Description of the challenge from the forums

So now that we’ve established that multiple Wills are required; one for each country in which assets are held, how logistically can the Wills be prepared by a solicitor in each country when the documents must be signed and witnessed?

I’ve finally made my will for my assets in Thailand, now I need one for my assets in the UK. I wondered if anyone has completed a UK Last Will and Testament using a solicitor without going back to the UK. I left the UK in 2002 and have no plans to visit in the near future.

I don’t really want to pay for a flight back just to make a will if I can find a competent UK lawyer in Thailand.

We were also told that I would need to do one in England, can’t remember exactly now but think it was due to the difference in inheritence laws in the two countries. Anyway, as the lawyer here was British, they produced it for me and said to either get it ‘legalised’ next time I was there or have it done via post somehow, which they said they could do if I wanted.

The difficulty is that if you use a solicitor to prepare a UK Last Will and Testament they must be licensed to practice law in the UK, which means that they will have a law office in the UK. The document must be signed by you which inevitably means taking a trip to the UK just to sign your Will (facsimiles and scanned signatures are not legally admissible in probate court). For a document that people procrastinate on at the best of times, this is a massive barrier to preparing one’s UK Last Will and Testament.

The service at ExpatLegalWills.com

There are elements of good advice in amongst the bad. It is true that you do not have to use a solicitor to prepare a UK Last Will and Testament, but using a blank form kit is not the answer. Our service is fully interactive and guides you through the process asking you questions about your family situation and intentions for your estate. It prompts you to create alternate plans and only allows you to do things in your Will that are legal in the UK.

Your UK Last Will and Testament can be completed from anywhere in the World. It should then be downloaded and printed, and then signed in the presence of two witnesses. The Will is specifically written to deal exclusively with your UK assets and works in a complementary way with any Will written in your country of residence.

Have you ever received advice on preparing a US, Canadian or UK Last Will and Testament while living overseas? We would love to hear this advice and we’ll be happy to comment.

3 thoughts on “Writing a Will when you live outside of the UK

  1. Fil Fil says:

    my father has small property back in the Philippines. He made his last will and testament in 2004 before he died but the last will and testament was prepared in VA, USA. It has no “red ribbon” it was just notarized and witnessed by 3 people not related to my father. Will that will be legitimate in the Phils??

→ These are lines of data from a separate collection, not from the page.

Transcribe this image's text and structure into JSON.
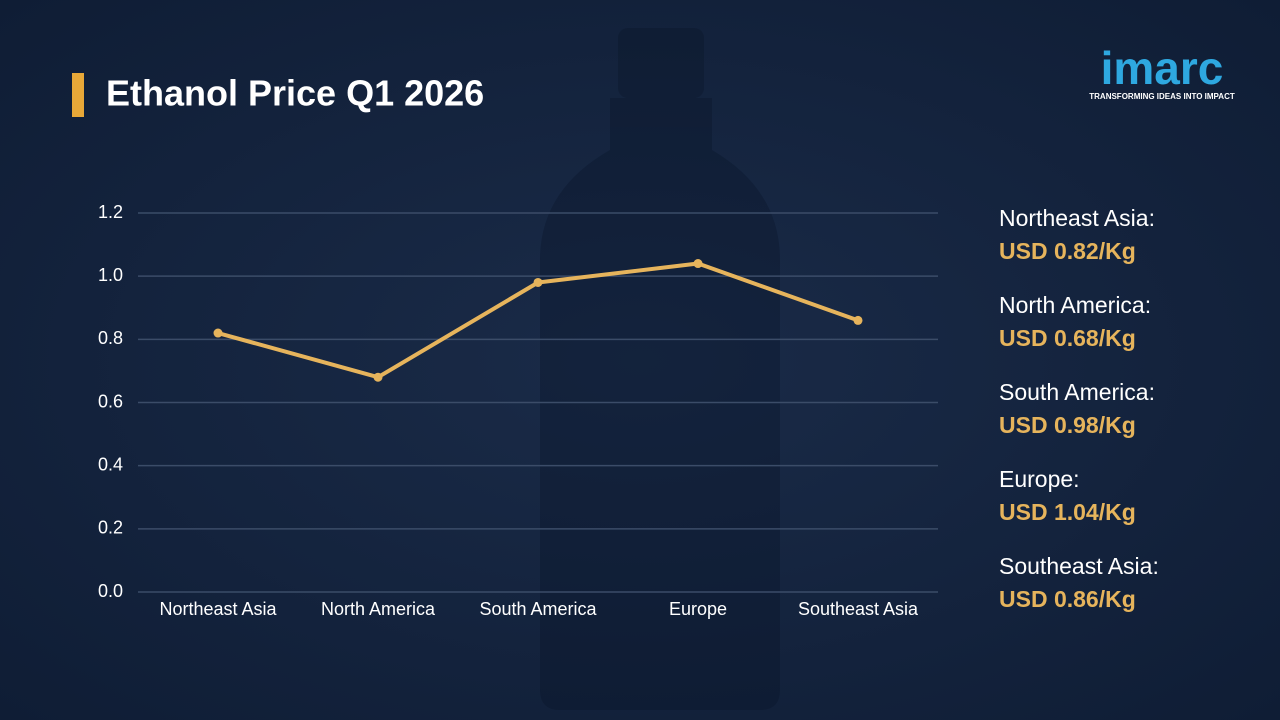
{
  "chart_data": {
    "type": "line",
    "title": "Ethanol Price Q1 2026",
    "categories": [
      "Northeast Asia",
      "North America",
      "South America",
      "Europe",
      "Southeast Asia"
    ],
    "values": [
      0.82,
      0.68,
      0.98,
      1.04,
      0.86
    ],
    "value_labels": [
      "USD 0.82/Kg",
      "USD 0.68/Kg",
      "USD 0.98/Kg",
      "USD 1.04/Kg",
      "USD 0.86/Kg"
    ],
    "value_label_regions": [
      "Northeast Asia:",
      "North America:",
      "South America:",
      "Europe:",
      "Southeast Asia:"
    ],
    "color": "#e6b45c",
    "ylim": [
      0,
      1.2
    ],
    "yticks": [
      {
        "value": 0,
        "label": "0.0"
      },
      0.2,
      0.4,
      0.6,
      0.8,
      {
        "value": 1,
        "label": "1.0"
      },
      1.2
    ],
    "grid": true
  },
  "brand": {
    "name": "imarc",
    "tagline": "TRANSFORMING IDEAS INTO IMPACT"
  }
}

  2. Phil McHugh Phil McHugh says:

    A question regarding inheritance under US law….
    .
    My husband, now deceased, was named as a beneficiary in a will by his brother-in-law in Pennsylvania., who has recently passed away.
    Now Im told by the American lawyer that because my husband pre-deceased the testor his “share” will now be passed on/divided with other beneficiaries.

    Is this correct?

    • legalwills legalwills says:

      It really depends on what the Will says. Any well drafted Will would name a beneficiary, and then an alternate in case the first choice beneficiary was unable or unwilling to accept the bequest (for example, if they pre-decease the “testator” – the person who wrote the Will). So, it sounds like the American lawyer is correct, if your husband pre-deceased his brother, his share would go to the alternate named in the Will.